Proposed Football Act (Repeal) (Scotland) Bill

• The Football Act is a bad piece of legislation and must be repealed. Sectarianism should be tackled through education and prevention, working with anti-sectarianism charities, churches, football authorities and fans to develop positive measures to stamp out sectarianism in Scotland once and for all.

• James Kelly MSP is currently consulting on such a Bill in the absence of government action.

Refugee Integration Bill

• The rise of worldwide human displacement is a generational challenge. A Refugee Integration (Scotland) Bill should set out refugees’ rights to access services, enshrine national standards for integration in law, especially around language and interpretation, and simplify the many provisions in Scots law relevant to refugees.
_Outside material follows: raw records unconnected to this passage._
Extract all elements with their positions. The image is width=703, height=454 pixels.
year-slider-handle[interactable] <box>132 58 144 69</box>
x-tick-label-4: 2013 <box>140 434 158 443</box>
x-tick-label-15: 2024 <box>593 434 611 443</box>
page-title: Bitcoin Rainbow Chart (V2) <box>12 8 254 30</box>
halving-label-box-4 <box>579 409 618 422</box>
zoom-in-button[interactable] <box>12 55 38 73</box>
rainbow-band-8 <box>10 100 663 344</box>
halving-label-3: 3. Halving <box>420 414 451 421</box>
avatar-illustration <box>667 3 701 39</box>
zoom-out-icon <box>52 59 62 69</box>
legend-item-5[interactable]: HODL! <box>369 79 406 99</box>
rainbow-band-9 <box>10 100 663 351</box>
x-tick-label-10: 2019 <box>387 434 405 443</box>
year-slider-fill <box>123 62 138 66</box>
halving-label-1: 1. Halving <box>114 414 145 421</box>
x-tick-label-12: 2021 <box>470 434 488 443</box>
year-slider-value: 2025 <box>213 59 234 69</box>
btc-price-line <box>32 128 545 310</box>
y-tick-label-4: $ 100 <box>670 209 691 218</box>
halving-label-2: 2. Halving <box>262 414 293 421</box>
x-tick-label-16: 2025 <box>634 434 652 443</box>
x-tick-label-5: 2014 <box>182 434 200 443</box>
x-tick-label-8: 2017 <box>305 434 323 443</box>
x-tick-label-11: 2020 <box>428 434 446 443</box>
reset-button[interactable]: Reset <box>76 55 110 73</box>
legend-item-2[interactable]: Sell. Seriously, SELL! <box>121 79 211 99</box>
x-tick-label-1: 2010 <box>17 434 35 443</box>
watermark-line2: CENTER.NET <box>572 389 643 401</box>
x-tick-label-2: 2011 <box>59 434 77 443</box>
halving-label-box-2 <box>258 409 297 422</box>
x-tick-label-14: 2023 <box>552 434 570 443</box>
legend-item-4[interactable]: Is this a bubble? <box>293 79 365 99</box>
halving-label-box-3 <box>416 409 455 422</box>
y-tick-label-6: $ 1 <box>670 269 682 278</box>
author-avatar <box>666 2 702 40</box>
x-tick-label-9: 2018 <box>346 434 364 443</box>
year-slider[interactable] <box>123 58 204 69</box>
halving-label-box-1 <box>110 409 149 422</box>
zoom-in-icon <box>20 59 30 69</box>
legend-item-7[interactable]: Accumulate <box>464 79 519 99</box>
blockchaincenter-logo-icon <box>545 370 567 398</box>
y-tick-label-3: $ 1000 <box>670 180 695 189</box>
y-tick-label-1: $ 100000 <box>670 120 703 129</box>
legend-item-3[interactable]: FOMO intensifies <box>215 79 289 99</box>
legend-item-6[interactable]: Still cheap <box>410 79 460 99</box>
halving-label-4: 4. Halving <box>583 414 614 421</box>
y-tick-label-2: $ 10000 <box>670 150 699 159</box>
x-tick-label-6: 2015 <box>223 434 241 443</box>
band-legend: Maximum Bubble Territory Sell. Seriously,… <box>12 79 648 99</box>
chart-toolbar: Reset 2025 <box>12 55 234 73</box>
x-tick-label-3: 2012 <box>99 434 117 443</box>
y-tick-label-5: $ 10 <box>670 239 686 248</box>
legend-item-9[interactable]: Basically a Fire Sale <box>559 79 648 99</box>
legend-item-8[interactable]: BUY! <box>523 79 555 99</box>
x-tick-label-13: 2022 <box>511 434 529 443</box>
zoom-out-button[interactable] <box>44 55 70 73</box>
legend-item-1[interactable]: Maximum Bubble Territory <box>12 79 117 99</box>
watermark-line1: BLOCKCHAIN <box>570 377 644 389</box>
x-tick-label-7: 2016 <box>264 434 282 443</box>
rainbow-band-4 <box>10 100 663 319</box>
Budget Accountability Bill

• This Bill would mandate the Scottish Fiscal Commission to independently scrutinise the Scottish Government’s accounts and income and spending commitments of the Scottish Government, as part of plans to improve collection and publication of good quality data. The Commission should be required to report on the future economic impact of any spending increases or cuts being made by the Scottish Government, including the impact on local democracy.

Parliamentary Reform Bill

• We need to return to the democratic, pluralist principles of the early Parliament. Scrutiny of government is critical to making good laws and ensuring democracy is transparent. For example, if a party has a majority in the Parliament, then that party should not also hold the majority of committee convenorships and should not nominate a Member for the position of Presiding Officer.

• The decision by the SNP to stack parliamentary committees with government aides was wrong and we welcome that the SNP have reversed this. However, this exemplifies why we need a new Parliamentary Reform Bill.